The article entitled Modified Arabinoxylan rice bran (MGN-3/BioBran) enhances intracellular killing of microbes by human phagocytic cells in vitro
was published in the International Journal of Immunopathology and Pharmacology (2008). The following is a summary of that article.
Our earlier study demonstrated that MGN-3/BioBran activates murine peritoneal macrophages and macrophage cell lines.

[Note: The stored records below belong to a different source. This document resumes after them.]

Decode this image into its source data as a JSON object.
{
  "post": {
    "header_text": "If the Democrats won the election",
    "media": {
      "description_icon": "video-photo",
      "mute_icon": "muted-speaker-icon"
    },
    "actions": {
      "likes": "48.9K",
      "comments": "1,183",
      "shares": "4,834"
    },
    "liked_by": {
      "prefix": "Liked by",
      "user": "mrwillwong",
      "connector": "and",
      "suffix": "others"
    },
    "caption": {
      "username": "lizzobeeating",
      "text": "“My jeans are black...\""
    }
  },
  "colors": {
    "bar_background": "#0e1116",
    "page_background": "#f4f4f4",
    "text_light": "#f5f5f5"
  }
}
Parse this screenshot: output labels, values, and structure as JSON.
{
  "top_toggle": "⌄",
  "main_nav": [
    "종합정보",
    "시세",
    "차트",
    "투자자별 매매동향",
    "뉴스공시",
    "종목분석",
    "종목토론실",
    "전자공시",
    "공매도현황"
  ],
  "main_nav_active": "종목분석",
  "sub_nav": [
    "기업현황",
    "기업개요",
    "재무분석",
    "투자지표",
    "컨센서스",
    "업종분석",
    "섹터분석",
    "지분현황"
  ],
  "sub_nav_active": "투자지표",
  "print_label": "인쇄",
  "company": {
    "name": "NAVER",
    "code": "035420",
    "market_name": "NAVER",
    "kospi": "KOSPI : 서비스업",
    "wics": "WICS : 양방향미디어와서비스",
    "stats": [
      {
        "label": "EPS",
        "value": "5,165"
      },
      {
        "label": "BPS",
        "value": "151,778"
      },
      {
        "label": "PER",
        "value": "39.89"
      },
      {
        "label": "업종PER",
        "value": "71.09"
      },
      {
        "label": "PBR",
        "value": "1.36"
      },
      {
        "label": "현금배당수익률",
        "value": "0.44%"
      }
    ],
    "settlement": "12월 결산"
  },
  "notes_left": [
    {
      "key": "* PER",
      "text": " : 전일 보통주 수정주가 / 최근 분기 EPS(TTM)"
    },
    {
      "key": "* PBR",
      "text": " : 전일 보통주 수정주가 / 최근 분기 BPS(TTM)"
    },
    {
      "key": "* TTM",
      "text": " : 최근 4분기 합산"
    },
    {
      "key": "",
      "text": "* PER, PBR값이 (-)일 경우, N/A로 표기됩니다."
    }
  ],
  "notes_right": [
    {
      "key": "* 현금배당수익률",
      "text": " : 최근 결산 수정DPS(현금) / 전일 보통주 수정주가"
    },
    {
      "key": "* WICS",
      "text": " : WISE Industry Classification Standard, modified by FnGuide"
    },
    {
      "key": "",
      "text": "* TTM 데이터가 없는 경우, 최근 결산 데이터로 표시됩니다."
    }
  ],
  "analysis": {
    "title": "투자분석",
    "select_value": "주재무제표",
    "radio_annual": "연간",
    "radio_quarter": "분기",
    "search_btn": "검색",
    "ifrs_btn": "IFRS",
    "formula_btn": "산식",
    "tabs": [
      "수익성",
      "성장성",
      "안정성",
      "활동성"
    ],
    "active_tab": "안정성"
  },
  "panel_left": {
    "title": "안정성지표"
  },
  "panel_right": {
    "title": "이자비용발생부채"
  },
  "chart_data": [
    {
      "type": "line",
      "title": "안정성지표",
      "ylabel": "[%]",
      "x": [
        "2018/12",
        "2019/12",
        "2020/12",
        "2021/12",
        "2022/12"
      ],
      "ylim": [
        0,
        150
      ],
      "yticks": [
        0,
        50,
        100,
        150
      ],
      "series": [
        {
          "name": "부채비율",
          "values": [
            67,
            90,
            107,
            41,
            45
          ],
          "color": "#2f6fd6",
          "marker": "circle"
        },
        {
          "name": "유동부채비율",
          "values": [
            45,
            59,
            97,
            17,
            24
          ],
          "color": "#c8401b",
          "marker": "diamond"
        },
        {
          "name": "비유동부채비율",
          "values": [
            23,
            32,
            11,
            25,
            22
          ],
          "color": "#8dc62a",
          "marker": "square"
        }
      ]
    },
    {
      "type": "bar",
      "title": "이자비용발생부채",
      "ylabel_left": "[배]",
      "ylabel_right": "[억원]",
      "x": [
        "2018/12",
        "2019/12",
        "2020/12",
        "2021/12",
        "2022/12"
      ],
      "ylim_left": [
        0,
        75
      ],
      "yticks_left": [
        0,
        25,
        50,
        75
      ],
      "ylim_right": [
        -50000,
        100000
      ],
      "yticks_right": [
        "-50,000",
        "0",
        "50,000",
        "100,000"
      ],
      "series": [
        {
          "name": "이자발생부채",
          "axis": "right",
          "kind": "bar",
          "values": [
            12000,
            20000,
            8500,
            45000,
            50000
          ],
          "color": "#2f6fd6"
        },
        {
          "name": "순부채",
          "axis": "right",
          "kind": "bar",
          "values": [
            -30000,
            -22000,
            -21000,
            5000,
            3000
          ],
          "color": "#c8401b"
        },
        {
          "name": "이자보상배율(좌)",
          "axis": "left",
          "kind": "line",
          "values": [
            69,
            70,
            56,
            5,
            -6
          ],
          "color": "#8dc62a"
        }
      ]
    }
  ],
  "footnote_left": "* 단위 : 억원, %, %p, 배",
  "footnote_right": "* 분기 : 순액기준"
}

In this study, we investigated whether MGN-3 can upregulate the phagocytic activity of human phagocytes in peripheral blood to phagocytize Escherichia coli (E. coli), trigger an oxidative burst, and produce cytokines. Phagocytic cells were prestained with dichlorofluorescein diacetate dye and were incubated with phycoerythrin-stained E. coli in the presence or absence of MGN-3. Phagocytosis and oxidative burst were assessed by flow cytometry. The results revealed that treatment with MGN-3 was associated with an increased oxidative burst and an enhanced phagocytosis of E. coli by neutrophils and monocytes. In addition, it caused a significant induction of cytokines (TNF-alpha, IL-8, and IL-10); this effect was detected at 1microg/mL of BioBran and increased in a dose-dependent manner. Notably, MGN-3 alone had no effect on the growth of 31 strains of bacteria, suggesting that MGN-3 can modulate phagocytic cellular function.
These findings indicate the potential applications of BioBran in the treatment of infections in the elderly and in immunocompromised patients.